Disruptive Innovation in Maternity Care in the United States. If not now, when?

TIMELY TOPIC BREAKOUT

DATE: Sunday, November 10th
TIME: 10:15 am - 11:15 am
FACULTY: Dele Ogunleye, MD, FACOG

The United States is the highest spender on obstetric care per capita in the world. Yet we have some of the worst outcomes. As regards both maternal and infant outcomes we are one of the few countries that the World Health Organization has noted is trending in the wrong direction. Our maternal mortality rate is the worst of any OECD country and March of Dimes just downgraded the U.S. to a D+. All major medical organizations highlight the maternal morbidity and mortality crisis, but we are very slow to change course.

For anything to change it will take uncomfortable questions to be asked about our current healthcare paradigm. The current maternal care model is different from many other countries that have better rates. Our system is heavily dependent on obstetricians and has too few midwives. According to the latest evidence, most childbearing women in the United States are at low medical risk, suggesting that the health care delivery system should reliably provide access to integrated, evidence-based, Level 1 care. Rather than having access to family-centered, home-like environments, it is well known that the predominant model of labor and delivery in the United States resembles “an intensive care unit”. In 2016, the conversation regarding “risk-appropriate” care has been largely predominated by the appropriate care for high-risk women. The lack of risk-appropriate care for the majority of childbearing women, who are at low medical risk, is not well appreciated.
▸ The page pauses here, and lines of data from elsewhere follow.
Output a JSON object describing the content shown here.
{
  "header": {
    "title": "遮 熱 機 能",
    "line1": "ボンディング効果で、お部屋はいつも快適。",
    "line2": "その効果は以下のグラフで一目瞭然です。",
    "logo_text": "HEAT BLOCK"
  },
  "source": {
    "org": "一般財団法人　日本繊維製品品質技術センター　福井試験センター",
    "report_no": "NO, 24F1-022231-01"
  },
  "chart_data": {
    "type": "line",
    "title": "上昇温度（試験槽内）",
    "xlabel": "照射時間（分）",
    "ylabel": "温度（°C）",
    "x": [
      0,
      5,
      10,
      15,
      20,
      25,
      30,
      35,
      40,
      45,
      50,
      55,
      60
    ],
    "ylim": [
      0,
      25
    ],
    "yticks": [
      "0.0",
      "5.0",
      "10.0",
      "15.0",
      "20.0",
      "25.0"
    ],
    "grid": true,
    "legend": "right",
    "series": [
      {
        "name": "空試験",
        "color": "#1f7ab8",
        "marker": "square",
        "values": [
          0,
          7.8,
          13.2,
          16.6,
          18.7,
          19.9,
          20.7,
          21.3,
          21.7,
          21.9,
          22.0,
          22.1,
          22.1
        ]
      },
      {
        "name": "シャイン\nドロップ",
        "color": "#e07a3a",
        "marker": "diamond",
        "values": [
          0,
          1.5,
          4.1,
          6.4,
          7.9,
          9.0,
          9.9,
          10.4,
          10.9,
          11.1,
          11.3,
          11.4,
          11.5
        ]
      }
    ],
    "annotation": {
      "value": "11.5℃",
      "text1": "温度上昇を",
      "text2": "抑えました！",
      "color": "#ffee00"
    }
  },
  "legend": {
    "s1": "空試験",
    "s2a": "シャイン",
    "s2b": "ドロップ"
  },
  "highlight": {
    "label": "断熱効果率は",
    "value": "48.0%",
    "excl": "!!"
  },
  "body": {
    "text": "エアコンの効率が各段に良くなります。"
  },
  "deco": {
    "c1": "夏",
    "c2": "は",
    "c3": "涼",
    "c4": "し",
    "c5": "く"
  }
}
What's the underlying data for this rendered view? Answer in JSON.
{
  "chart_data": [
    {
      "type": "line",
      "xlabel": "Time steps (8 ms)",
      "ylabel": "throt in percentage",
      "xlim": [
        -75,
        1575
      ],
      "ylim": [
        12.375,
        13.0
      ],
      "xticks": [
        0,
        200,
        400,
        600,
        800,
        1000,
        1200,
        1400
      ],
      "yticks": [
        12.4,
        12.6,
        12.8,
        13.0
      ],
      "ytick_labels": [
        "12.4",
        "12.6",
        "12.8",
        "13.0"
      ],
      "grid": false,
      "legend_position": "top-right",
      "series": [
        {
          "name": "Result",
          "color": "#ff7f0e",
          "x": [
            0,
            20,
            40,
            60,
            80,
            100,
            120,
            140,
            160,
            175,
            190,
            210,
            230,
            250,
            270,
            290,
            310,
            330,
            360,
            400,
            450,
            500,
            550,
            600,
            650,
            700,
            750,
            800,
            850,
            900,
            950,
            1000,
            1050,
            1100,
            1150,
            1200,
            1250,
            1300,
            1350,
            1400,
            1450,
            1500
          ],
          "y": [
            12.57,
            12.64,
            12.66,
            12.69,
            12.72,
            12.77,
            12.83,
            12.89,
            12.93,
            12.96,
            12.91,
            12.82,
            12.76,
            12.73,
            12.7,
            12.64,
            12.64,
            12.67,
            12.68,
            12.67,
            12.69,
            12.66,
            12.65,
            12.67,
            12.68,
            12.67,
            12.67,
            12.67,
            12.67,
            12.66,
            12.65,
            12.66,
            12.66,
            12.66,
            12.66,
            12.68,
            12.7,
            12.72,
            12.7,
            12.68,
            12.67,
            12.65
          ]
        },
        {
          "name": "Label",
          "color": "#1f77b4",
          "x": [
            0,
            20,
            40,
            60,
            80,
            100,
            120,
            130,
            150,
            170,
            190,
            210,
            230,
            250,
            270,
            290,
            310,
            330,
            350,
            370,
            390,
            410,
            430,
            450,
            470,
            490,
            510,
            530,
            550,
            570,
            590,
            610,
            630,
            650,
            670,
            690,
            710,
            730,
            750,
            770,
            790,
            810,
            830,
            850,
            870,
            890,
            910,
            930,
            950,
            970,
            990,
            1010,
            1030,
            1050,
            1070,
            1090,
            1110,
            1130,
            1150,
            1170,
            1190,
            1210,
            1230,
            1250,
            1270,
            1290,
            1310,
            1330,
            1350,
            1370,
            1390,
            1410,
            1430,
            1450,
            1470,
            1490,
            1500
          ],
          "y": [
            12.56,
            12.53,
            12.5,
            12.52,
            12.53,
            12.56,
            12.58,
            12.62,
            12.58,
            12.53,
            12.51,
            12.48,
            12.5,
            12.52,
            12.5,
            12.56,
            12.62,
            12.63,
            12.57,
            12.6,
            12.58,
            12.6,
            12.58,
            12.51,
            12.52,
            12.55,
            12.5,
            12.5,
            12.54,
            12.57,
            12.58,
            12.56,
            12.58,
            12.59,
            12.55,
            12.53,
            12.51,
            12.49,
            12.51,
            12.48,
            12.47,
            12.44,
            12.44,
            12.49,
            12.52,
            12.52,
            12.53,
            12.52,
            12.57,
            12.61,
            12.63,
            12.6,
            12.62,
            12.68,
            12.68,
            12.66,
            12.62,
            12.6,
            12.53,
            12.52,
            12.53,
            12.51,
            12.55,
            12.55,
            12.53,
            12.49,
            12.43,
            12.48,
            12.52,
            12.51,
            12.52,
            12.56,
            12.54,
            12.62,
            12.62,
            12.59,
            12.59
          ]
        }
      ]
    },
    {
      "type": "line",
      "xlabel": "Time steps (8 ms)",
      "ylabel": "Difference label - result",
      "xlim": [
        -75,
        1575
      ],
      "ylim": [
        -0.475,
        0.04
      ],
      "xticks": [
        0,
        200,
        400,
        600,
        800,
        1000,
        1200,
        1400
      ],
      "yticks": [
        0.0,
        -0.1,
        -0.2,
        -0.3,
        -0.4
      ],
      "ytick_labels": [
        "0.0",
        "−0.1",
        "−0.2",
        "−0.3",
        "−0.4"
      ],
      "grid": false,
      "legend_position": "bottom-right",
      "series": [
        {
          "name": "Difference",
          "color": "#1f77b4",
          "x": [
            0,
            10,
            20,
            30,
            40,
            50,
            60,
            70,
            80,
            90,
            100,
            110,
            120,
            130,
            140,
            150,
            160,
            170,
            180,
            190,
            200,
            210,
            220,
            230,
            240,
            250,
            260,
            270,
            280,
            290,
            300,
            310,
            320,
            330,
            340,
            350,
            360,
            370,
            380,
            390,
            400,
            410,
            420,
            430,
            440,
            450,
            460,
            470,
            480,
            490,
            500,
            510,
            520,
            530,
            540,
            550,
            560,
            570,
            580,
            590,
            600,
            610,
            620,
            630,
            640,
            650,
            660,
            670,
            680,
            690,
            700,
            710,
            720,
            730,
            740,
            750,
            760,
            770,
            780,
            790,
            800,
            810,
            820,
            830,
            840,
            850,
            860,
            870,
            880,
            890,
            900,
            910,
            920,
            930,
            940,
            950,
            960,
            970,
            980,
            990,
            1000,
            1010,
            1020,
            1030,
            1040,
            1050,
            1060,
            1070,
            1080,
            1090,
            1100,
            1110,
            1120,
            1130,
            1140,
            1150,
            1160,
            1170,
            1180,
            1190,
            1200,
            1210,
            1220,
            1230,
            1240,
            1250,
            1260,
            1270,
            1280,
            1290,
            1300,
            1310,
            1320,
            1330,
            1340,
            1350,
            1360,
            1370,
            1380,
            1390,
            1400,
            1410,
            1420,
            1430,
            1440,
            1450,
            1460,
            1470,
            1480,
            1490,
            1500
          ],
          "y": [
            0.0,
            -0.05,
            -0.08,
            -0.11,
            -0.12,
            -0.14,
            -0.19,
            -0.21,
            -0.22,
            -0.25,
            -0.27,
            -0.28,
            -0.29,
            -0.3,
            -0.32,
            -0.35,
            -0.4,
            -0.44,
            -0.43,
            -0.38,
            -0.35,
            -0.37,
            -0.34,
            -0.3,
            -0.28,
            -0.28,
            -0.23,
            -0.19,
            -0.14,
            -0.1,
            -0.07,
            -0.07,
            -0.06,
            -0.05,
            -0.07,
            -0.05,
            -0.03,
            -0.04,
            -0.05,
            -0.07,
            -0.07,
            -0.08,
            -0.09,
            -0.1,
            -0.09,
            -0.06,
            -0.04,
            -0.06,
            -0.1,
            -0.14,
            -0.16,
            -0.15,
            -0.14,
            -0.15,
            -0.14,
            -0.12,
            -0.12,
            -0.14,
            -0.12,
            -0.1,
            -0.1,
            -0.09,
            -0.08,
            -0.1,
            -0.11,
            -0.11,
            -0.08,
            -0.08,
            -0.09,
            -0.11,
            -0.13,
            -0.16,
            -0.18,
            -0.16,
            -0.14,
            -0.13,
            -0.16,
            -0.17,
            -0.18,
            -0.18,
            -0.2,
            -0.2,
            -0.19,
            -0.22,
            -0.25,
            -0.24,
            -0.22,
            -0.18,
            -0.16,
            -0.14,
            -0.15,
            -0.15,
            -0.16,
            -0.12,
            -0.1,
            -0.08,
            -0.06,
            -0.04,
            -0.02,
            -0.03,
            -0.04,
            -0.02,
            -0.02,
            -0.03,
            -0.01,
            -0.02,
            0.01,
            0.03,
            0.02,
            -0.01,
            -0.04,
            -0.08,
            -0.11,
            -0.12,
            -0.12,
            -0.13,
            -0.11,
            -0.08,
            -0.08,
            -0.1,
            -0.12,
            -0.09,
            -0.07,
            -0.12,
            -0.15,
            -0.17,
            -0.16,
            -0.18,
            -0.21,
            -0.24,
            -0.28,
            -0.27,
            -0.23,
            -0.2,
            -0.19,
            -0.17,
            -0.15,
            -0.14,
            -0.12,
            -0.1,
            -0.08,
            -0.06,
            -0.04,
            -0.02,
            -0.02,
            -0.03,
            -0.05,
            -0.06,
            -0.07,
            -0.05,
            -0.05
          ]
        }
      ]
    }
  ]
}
Disruptive Innovation in Maternity care must happen now, and it is not surprising that large organizations have started calling on increased access to non-hospital delivery options like is standard in other medical fields.

We can’t expect different results if we don’t change what we are doing.

In this session, we'll examine how other countries achieve better results, the role of risk-appropriate care, and big ideas needed to transform maternity care in the U.S.

Faculty

Dele Ogunleye, MD, FACOG

Dele's experience with assisting thousands of babies into the world has helped shape his understanding that birth is a physiological process that, the majority of times, needs minimal to no medical intervention. This philosophy has led him to work with like-minded people to open the first privately owned free-standing birth center in Illinois (the Birth Center of Bloomington-Normal) and in Colorado Springs (Beginnings Birth Center).

Dr Ogunleye is married with three children, two of whom were caught by midwives.